The money will effectively serve as a massive loan guarantee fund that the central bank can leverage tenfold to extend credit to banks that make loans to individuals and to businesses —including the small operations being hit hardest by the crisis. Powell said that for every dollar in loan guarantees, the Fed can extend about 10 dollars in credit, meaning that the legislation could support an unprecedented $4.5 trillion in credit.
At the same time, the Fed and its fellow financial services regulators urged the institutions they supervise to make use of the unprecedented amount of funding available.
In a joint release from the Fed, the Comptroller of the Currency, the Federal Deposit Insurance Corporation, the National Credit Union Administration, and the Consumer Financial Protection Bureau, regulators said they "specifically encourage financial institutions to offer responsible small-dollar loans to both consumers and small businesses. The agencies recognize the important role that responsibly offered small-dollar loans can play in helping customers meet their needs for credit due to temporary cash-flow imbalances, unexpected expenses, or income short-falls during periods of economic stress or disaster recoveries."
Flexibility in repayment
Going further, regulators asked lenders to make extra efforts to work with borrowers who have trouble repaying those loans. "For borrowers who experience unexpected circumstances and cannot repay a loan as structured, financial institutions are encouraged to consider workout strategies designed to help enable the borrower to repay the principal of the loan while mitigating the need to re-borrow."
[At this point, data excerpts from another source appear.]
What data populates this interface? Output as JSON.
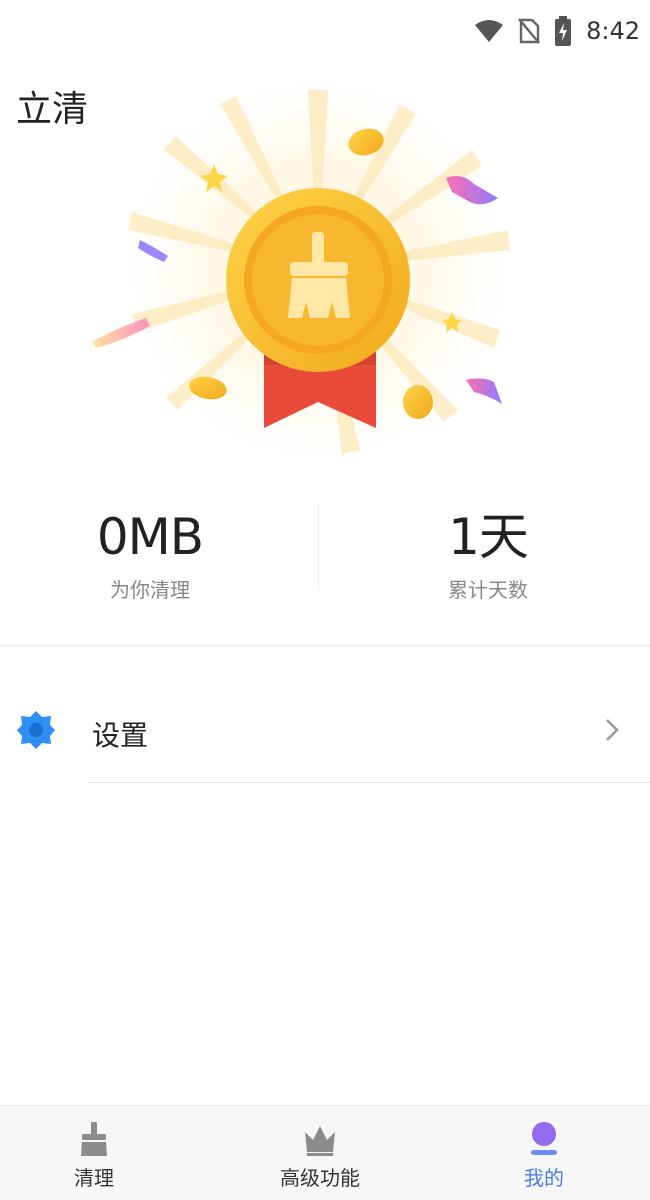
{
  "status_bar": {
    "time": "8:42",
    "icons": [
      "wifi-icon",
      "no-sim-icon",
      "battery-charging-icon"
    ]
  },
  "header": {
    "title": "立清"
  },
  "hero": {
    "icon": "medal-broom-icon"
  },
  "stats": {
    "cleaned": {
      "value": "0MB",
      "label": "为你清理"
    },
    "days": {
      "value": "1天",
      "label": "累计天数"
    }
  },
  "menu": {
    "settings": {
      "label": "设置",
      "icon": "gear-icon"
    }
  },
  "bottom_nav": {
    "items": [
      {
        "label": "清理",
        "icon": "broom-icon",
        "active": false
      },
      {
        "label": "高级功能",
        "icon": "crown-icon",
        "active": false
      },
      {
        "label": "我的",
        "icon": "profile-icon",
        "active": true
      }
    ]
  },
  "colors": {
    "accent": "#4a7cf0",
    "medal_gold": "#f8b82c",
    "ribbon_red": "#e84b3a",
    "settings_blue": "#2f8ff5"
  }
}
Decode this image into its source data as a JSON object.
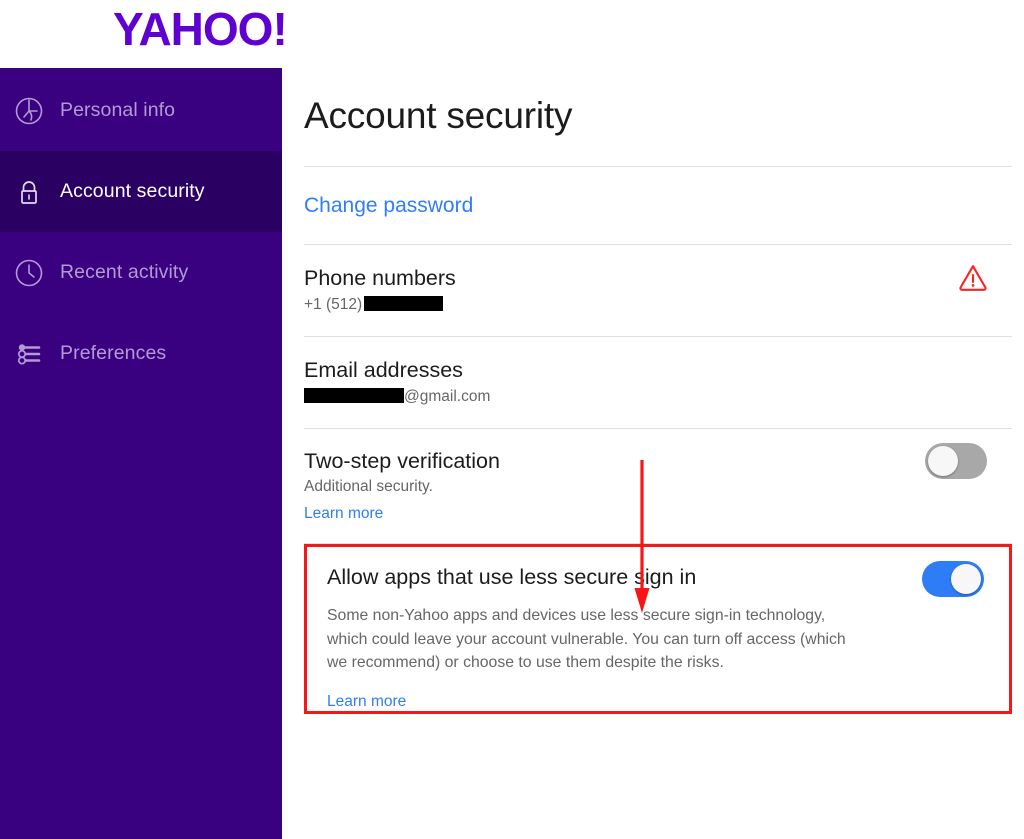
{
  "brand": {
    "name": "YAHOO!",
    "color": "#5f01d1"
  },
  "sidebar": {
    "background": "#39007f",
    "active_background": "#2b0063",
    "items": [
      {
        "label": "Personal info",
        "icon": "profile-circle-icon",
        "active": false
      },
      {
        "label": "Account security",
        "icon": "lock-icon",
        "active": true
      },
      {
        "label": "Recent activity",
        "icon": "clock-icon",
        "active": false
      },
      {
        "label": "Preferences",
        "icon": "sliders-icon",
        "active": false
      }
    ]
  },
  "main": {
    "page_title": "Account security",
    "change_password": {
      "label": "Change password"
    },
    "phone": {
      "title": "Phone numbers",
      "value_prefix": "+1 (512)",
      "value_redacted": true,
      "warning_icon": "warning-triangle-icon",
      "warning_color": "#ff2121"
    },
    "email": {
      "title": "Email addresses",
      "value_redacted": true,
      "value_suffix": "@gmail.com"
    },
    "two_step": {
      "title": "Two-step verification",
      "subtitle": "Additional security.",
      "learn_more": "Learn more",
      "toggle_state": "off"
    },
    "less_secure": {
      "title": "Allow apps that use less secure sign in",
      "body": "Some non-Yahoo apps and devices use less secure sign-in technology, which could leave your account vulnerable. You can turn off access (which we recommend) or choose to use them despite the risks.",
      "learn_more": "Learn more",
      "toggle_state": "on",
      "highlighted": true,
      "highlight_color": "#f41818"
    }
  },
  "annotation": {
    "arrow_color": "#fa1414",
    "arrow_direction": "down",
    "points_to": "Allow apps that use less secure sign in"
  },
  "colors": {
    "link_blue": "#2f7ef7",
    "toggle_on": "#2e7cf6",
    "toggle_off": "#a8a8a8",
    "text_primary": "#1c1c1c",
    "text_secondary": "#666666",
    "divider": "#e0e0e0"
  }
}
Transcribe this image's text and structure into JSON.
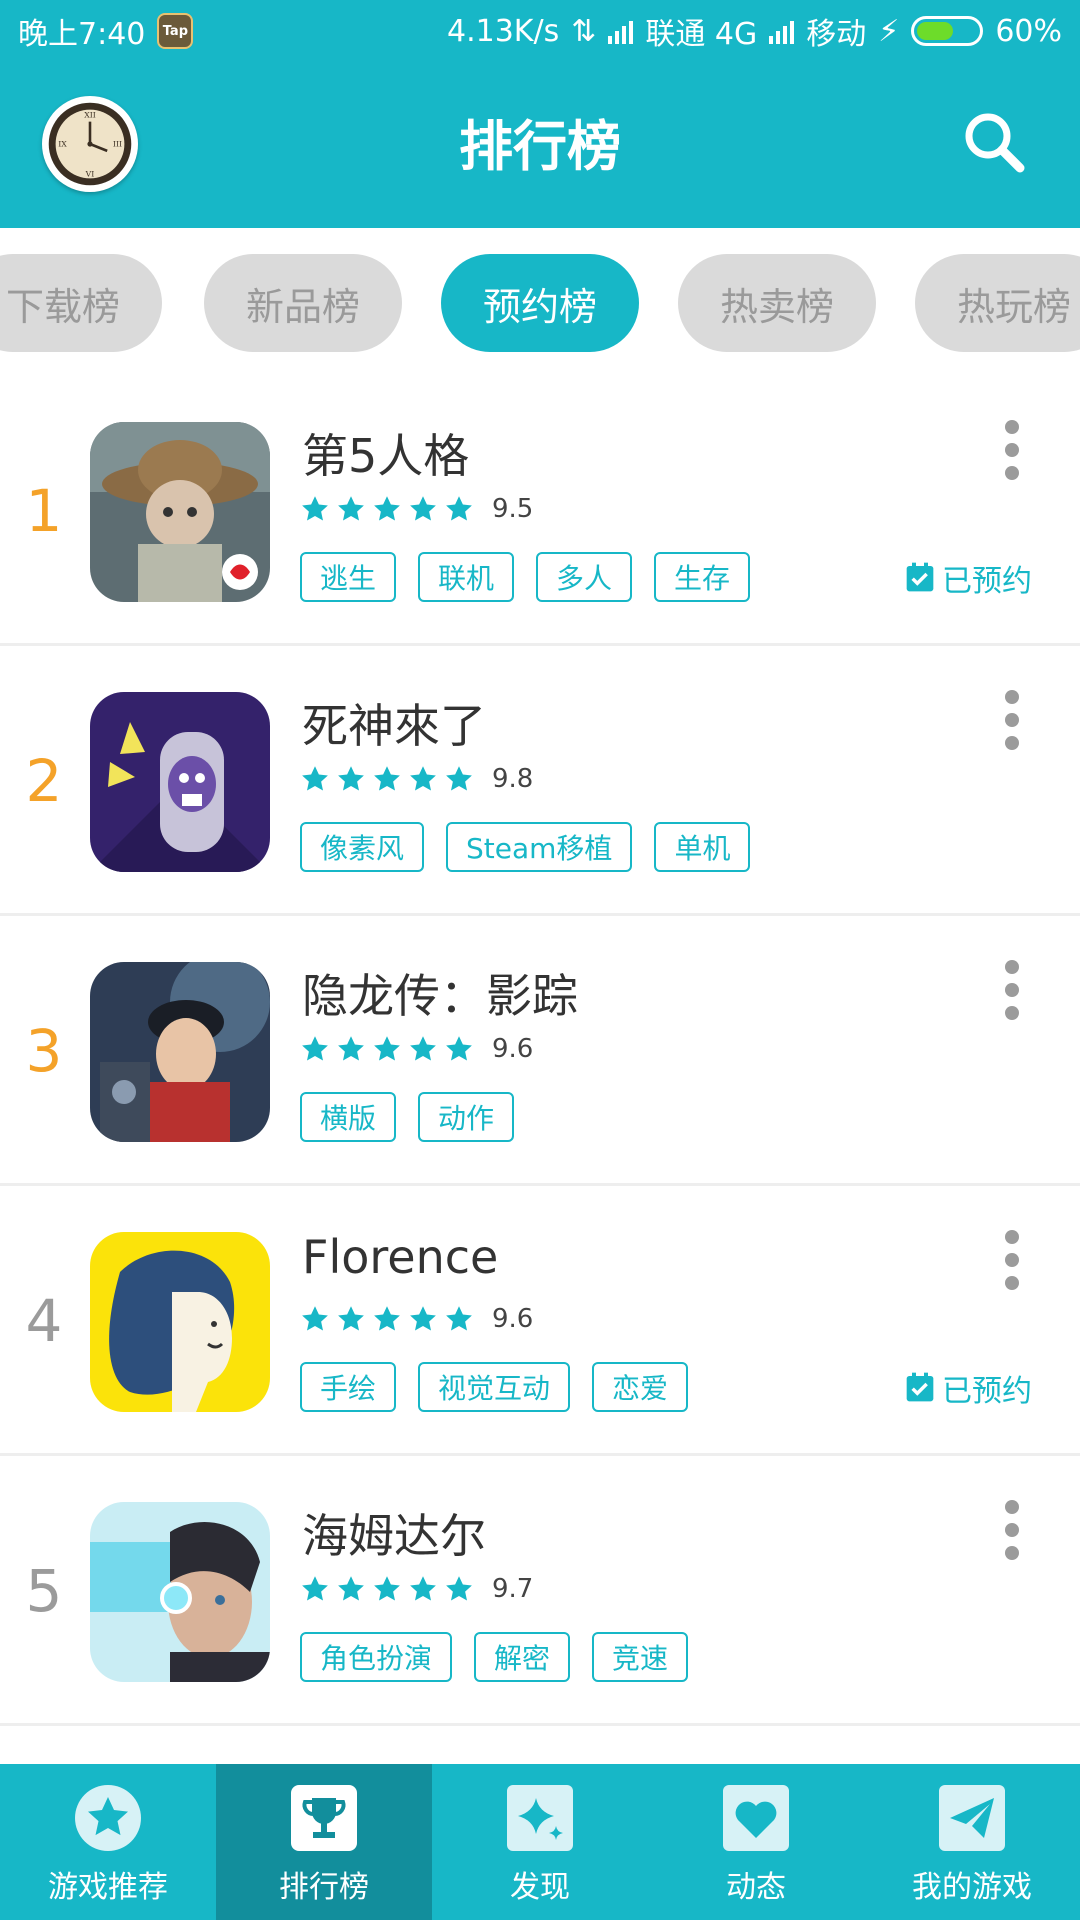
{
  "status_bar": {
    "time": "晚上7:40",
    "app_badge": "TapTap",
    "net_speed": "4.13K/s",
    "carrier1": "联通 4G",
    "carrier2": "移动",
    "battery": "60%",
    "battery_level": 0.6
  },
  "header": {
    "title": "排行榜",
    "avatar_icon": "clock-avatar",
    "search_icon": "search-icon"
  },
  "tabs": [
    {
      "label": "下载榜",
      "active": false
    },
    {
      "label": "新品榜",
      "active": false
    },
    {
      "label": "预约榜",
      "active": true
    },
    {
      "label": "热卖榜",
      "active": false
    },
    {
      "label": "热玩榜",
      "active": false
    }
  ],
  "games": [
    {
      "rank": "1",
      "name": "第5人格",
      "rating": "9.5",
      "tags": [
        "逃生",
        "联机",
        "多人",
        "生存"
      ],
      "reserved": "已预约"
    },
    {
      "rank": "2",
      "name": "死神來了",
      "rating": "9.8",
      "tags": [
        "像素风",
        "Steam移植",
        "单机"
      ],
      "reserved": ""
    },
    {
      "rank": "3",
      "name": "隐龙传：影踪",
      "rating": "9.6",
      "tags": [
        "横版",
        "动作"
      ],
      "reserved": ""
    },
    {
      "rank": "4",
      "name": "Florence",
      "rating": "9.6",
      "tags": [
        "手绘",
        "视觉互动",
        "恋爱"
      ],
      "reserved": "已预约"
    },
    {
      "rank": "5",
      "name": "海姆达尔",
      "rating": "9.7",
      "tags": [
        "角色扮演",
        "解密",
        "竞速"
      ],
      "reserved": ""
    }
  ],
  "bottom_nav": [
    {
      "label": "游戏推荐",
      "icon": "star-icon",
      "active": false
    },
    {
      "label": "排行榜",
      "icon": "trophy-icon",
      "active": true
    },
    {
      "label": "发现",
      "icon": "sparkle-icon",
      "active": false
    },
    {
      "label": "动态",
      "icon": "heart-icon",
      "active": false
    },
    {
      "label": "我的游戏",
      "icon": "paper-plane-icon",
      "active": false
    }
  ],
  "colors": {
    "primary": "#17b7c7",
    "primary_dark": "#128e9c",
    "rank_top": "#f4a229",
    "rank_rest": "#9b9b9b"
  }
}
Over the past few weeks, the central bank had taken multiple actions to keep credit flowing through the economy. On March 15, the Fed slashed its benchmark interest rates to zero and announced a program to buy as much as $700 billion in Treasury- and mortgage-backed securities, another step meant to keep rates low. In addition, the bank loosened credit requirements for banks that borrow directly from it, and eased regulatory restrictions that require banks to keep significant cash reserves.